Q. Those identifying as a part of the LGBTQIA community face varying struggles at universities. In your personal experience, what are some of the systemic struggles that you have observed while in college?


LGBTQI persons are not a homogeneous category. While we face problems because of our gender and sexuality we also face issues for our other locations. Most LGBTQI persons who manage to reach higher education only do so because of the other privileges we enjoy. Queer experiences in higher educational institutions (‘HEI’) are about the everyday efforts of negotiations as it is about the larger incidents of discrimination. It may be not having a toilet that affirms our gender to not seeing our experiences represented in the curriculum. It may be forced to wear a uniform that misgenders us. It is in not having safety mechanisms when being bullied. It maybe not being able to take admission in a hostel or college because we had to run away from home and do not have a permanent address in our application forms. It is when administration refuse to give us admission in our preferred names or use our dead name to refer to us because that is what is in our certificates. It is that queer students have to take the responsibility of explaining and making the campus inclusive while administration takes the credit for given the basic minimum such as one gender neutral washroom. It is when fee hike or cut down of scholarship takes place queer students who have separated from the natal family due to violence get excluded.
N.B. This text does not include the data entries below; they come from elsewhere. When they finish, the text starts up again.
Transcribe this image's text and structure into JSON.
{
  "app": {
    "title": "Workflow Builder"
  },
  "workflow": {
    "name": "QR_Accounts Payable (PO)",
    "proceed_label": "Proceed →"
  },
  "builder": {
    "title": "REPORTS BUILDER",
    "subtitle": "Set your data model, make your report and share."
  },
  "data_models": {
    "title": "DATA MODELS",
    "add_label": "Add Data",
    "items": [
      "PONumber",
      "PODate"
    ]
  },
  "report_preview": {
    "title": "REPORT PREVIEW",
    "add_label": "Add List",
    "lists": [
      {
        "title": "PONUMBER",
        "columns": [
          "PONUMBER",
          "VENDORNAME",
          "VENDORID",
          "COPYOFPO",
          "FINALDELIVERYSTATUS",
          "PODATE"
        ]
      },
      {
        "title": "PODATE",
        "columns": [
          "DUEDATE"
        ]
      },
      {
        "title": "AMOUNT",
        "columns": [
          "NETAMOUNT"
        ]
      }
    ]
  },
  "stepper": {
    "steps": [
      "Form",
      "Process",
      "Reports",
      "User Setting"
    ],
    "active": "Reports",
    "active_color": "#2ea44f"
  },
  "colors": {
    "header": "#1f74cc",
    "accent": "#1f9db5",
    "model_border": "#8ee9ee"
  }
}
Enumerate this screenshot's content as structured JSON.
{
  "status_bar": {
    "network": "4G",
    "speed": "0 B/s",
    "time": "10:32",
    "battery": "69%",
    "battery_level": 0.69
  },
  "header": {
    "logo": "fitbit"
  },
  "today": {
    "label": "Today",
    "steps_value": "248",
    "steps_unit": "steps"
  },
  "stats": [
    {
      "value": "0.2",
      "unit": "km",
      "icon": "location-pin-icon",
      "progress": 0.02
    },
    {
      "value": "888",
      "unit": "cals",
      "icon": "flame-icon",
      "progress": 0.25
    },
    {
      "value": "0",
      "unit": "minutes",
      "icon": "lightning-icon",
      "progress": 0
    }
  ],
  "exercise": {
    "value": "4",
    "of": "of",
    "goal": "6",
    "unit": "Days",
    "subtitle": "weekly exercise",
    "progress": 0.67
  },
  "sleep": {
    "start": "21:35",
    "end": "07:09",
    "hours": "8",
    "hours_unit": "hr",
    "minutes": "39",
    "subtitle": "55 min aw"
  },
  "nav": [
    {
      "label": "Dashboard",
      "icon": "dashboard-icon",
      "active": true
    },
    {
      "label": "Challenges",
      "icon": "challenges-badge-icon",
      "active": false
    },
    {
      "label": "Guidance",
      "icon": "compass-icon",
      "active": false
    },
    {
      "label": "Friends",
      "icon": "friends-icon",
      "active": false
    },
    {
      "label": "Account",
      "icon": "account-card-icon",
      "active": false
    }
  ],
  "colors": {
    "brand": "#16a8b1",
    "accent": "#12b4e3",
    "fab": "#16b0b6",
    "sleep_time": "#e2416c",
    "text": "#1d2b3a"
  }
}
The exclusion manifested in these incidental forms will continue as long as the worldview of the University is heteronormative. The truth is while the modern University claims to have moved far away from the centers of education of the European nobility or as in our context the Brahmin men, higher education has traditionally been the domain of the able bodied, sound mind, dominant caste, upper class men, and everyone other than these have been in a sense intruders. Till date we continue to live as intruders and as a place that is not rightfully ours. Hence when there are efforts to make these spaces inclusive, they are merely tokenistic efforts rather than radical reimagination of the education system itself.


Q. Drawing from your experience what do you think support network/groups can do to be more inclusive and supportive of the LGBTQIA+ community?


My experience comes from having spent over 10 years of my life as a student in HEI and working on other research projects in the area. Groups in colleges can try to be good allies and try and provide a space for the queer students. Amplify our voices and demands. At the same time when a cell or group is created by the Institution itself there is little possibility that they would challenge the status quo of the university itself. Students bodies should be autonomous to the Institutions to be able to make for the creation of any inclusive discourse.


Q. What are other measures that administrations can take to be more inclusive?


The most important is that the queer student is not homogeneous. Our needs are also not homogeneous. If we truly want to be inclusive, we need to ensure subsidized education, policies which do not mandate students to be dependent on natal families for fees, permanent address, parental consent, etc. We need to make curriculum and infrastructure inclusive. We need to create constant awareness among not just students but also teaching and non-teaching staff.


Q. The UGC Regulations 2015 recognize and protect queer students, in your opinion, has this helped make colleges more inclusive?


We have made use of the University regulations and the Saksham Report to make the IC of the college more inclusive. Allowing queer students to file sexual harassment complaints. Apart from this we have used the UGC guidelines for WDC to create awareness on campus. Apart from this, the legislations of the country are applicable to HEI as well so we use the NALSA judgment and Transgender Act , 2019 to ensure inclusion of gender non-conforming students. Therefore, we can push HEI to create affirmative policies especially for gender non-conforming students like gender neutral hostels and washrooms, use of preferred names of people, etc.